[I18n-sig] JapaneseCodecs 1.4.8 released

05 Sep 2002 00:32:12 +0200

Tamito KAJIYAMA <kajiyama@grad.sccs.chukyo-u.ac.jp> writes:

> Japanese characters that will be changed their corresponding
> code points in Unicode are the following 7 characters.
> (Although only Shift_JIS code points are shown below, EUC-JP and
> ISO-2022-JP codecs will also be changed.)
> 
> 1. Shift_JIS 0x81ca
>    japanese.sjis  -> U+00ac (NOT SIGN)
>    japanese.ms932 -> U+ffe2 (FULLWIDTH NOT SIGN)

Can you please elaborate on the rationale for picking the Microsoft
mapping over the Consortium's mapping? It appears that, if only a
single form is available SJIS, that Microsoft picks the FULLWIDTH
form, whereas the Consortium picks the default form.

Methinks that the consortium does the right thing, here: It *should*
be a matter of fonts or presentation how a NOT SIGN is displayed. If
SJIS gives users a choice to pick either the default form or the
full-width form, it is clear that the Unicode mapping should support
that choice. If SJIS users have no choice (as in 0x81ca), the SJIS
character should IMO be considered the default version - despite the
fact that SJIS-based fonts would usually display it in a double-wide
fashion.

I also fail to see the need to align those encodings, at all.

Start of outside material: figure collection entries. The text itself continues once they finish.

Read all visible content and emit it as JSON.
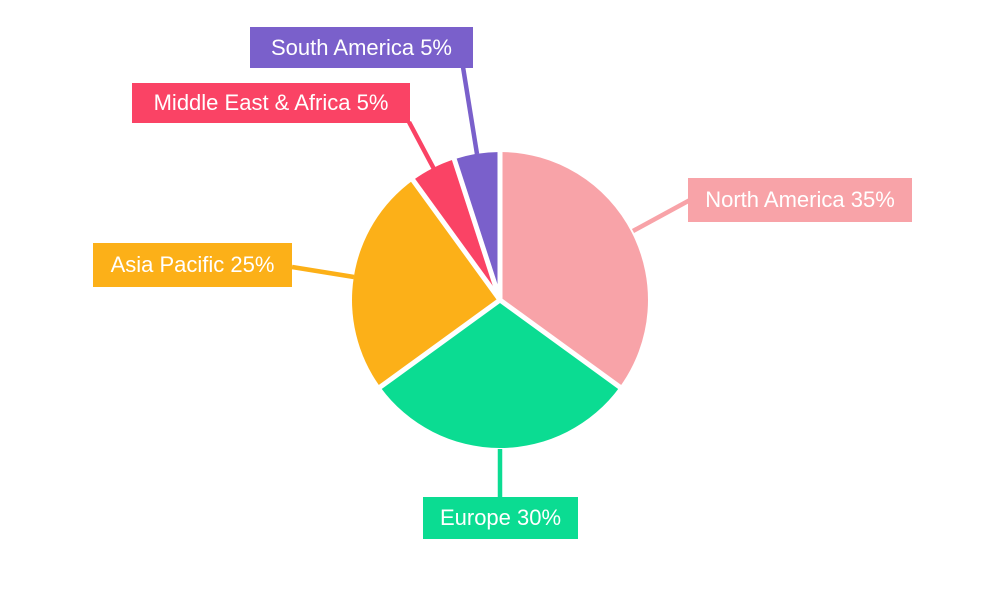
{
  "chart_data": {
    "type": "pie",
    "title": "",
    "total": 100,
    "start_angle_deg": 0,
    "direction": "clockwise",
    "legend_position": "none",
    "background": "#FFFFFF",
    "label_text_color": "#FFFFFF",
    "slice_gap_color": "#FFFFFF",
    "slices": [
      {
        "label": "North America",
        "value": 35,
        "display_label": "North America 35%",
        "color": "#F8A3A8"
      },
      {
        "label": "Europe",
        "value": 30,
        "display_label": "Europe 30%",
        "color": "#0BDC92"
      },
      {
        "label": "Asia Pacific",
        "value": 25,
        "display_label": "Asia Pacific 25%",
        "color": "#FCB018"
      },
      {
        "label": "Middle East & Africa",
        "value": 5,
        "display_label": "Middle East & Africa 5%",
        "color": "#FA4365"
      },
      {
        "label": "South America",
        "value": 5,
        "display_label": "South America 5%",
        "color": "#7A60CB"
      }
    ]
  }
}
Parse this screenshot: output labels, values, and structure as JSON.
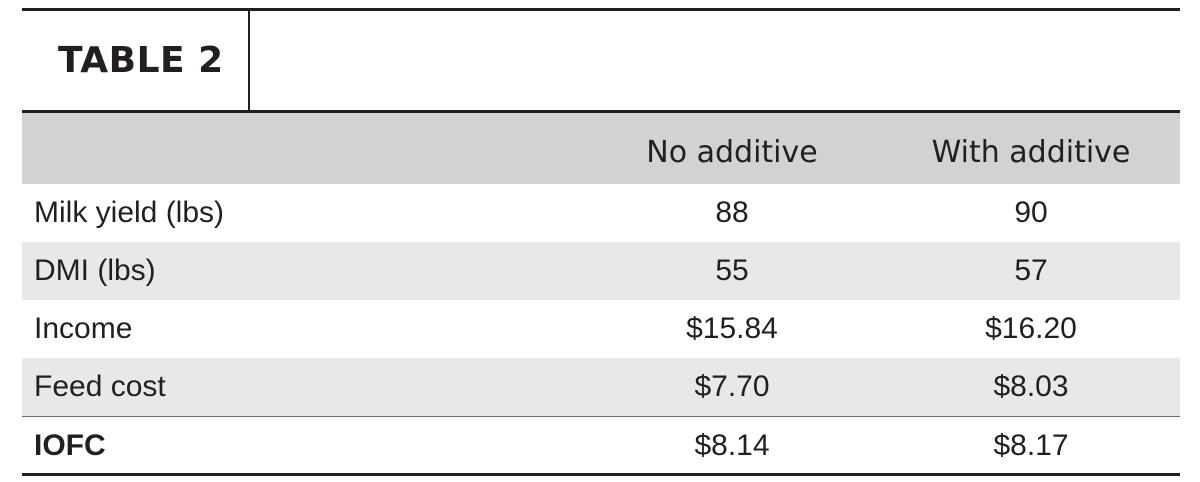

Why is
it necessary that SJIS -> Unicode -> MS932 works for all SJIS texts?

You might consider supporting "transliteration", either by default, or
by means of a sjis//translit (and ms932//translit) encoding: If people
use this encoding, you still have the Shift_JIS->Unicode mapping as
above, but you would *also* map U+ffe2 to 0x81ca in sjis, and U+00ac
to 0x81ca in Shift_JIS. That may solve the problems people have with
the status-quo, while preserving backwards compatibility (and also
compatibility with, say, Linux glibc codecs - which use the
Consortium's database).

HTH,
Martin